Anyway, this new work also applies across inferiors.  Here’s an example of debugging “make“, then setting a breakpoint on a function in libcpp (which itself is linked into a sub-process of gcc):

(gdb) b _cpp_lex_direct
Function "_cpp_lex_direct" not defined.
Make breakpoint pending on future shared library load? (y or [n]) y
Breakpoint 1 (_cpp_lex_direct) pending.
(gdb) run
Starting program: /usr/bin/make
gcc -g -o crasher crasher.c
[New inferior 8761]
[New process 8761]
process 8761 is executing new program: /usr/bin/gcc
[New inferior 8762]
[New process 8762]
process 8762 is executing new program: /usr/libexec/gcc/x86_64-redhat-linux/4.6.2/cc1

Breakpoint 1, 0x0000000000b156a0 in _cpp_lex_direct ()

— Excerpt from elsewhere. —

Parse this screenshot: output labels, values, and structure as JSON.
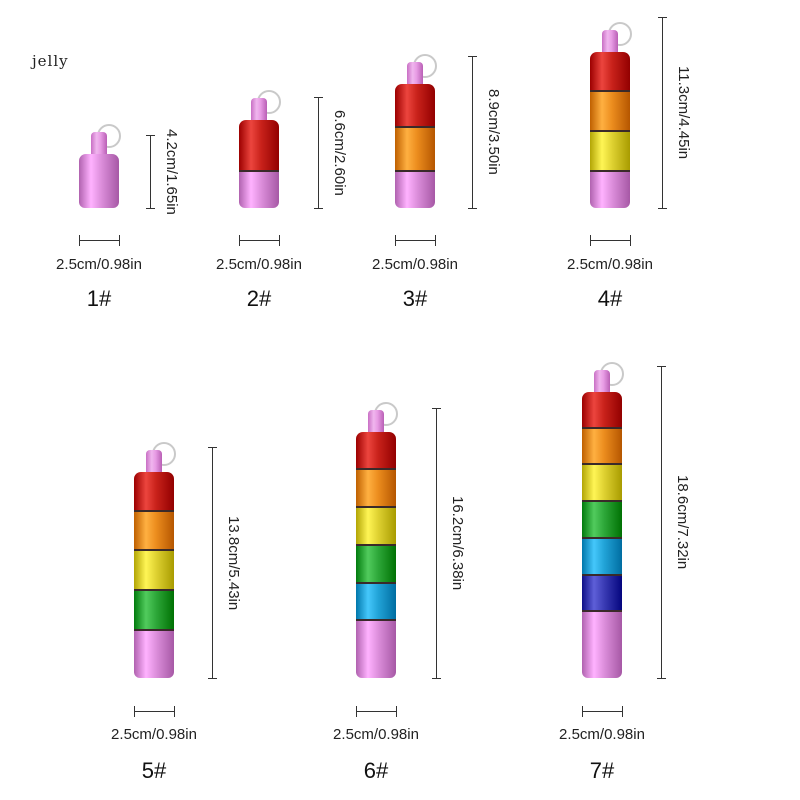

The remaining issues have to do with breakpoint re-setting not doing the right thing with running inferiors. This causes some scary warnings when running, but I think for the time being you can just ignore those.

Well, I should say those are the known issues.  This feature hasn’t had as much use as I would like (judging from the low bug rate — I can’t tell if that is a good insight or a horrible realization).  So, try it out and report problems to GDB Bugzilla.  We’ll be making it work for you.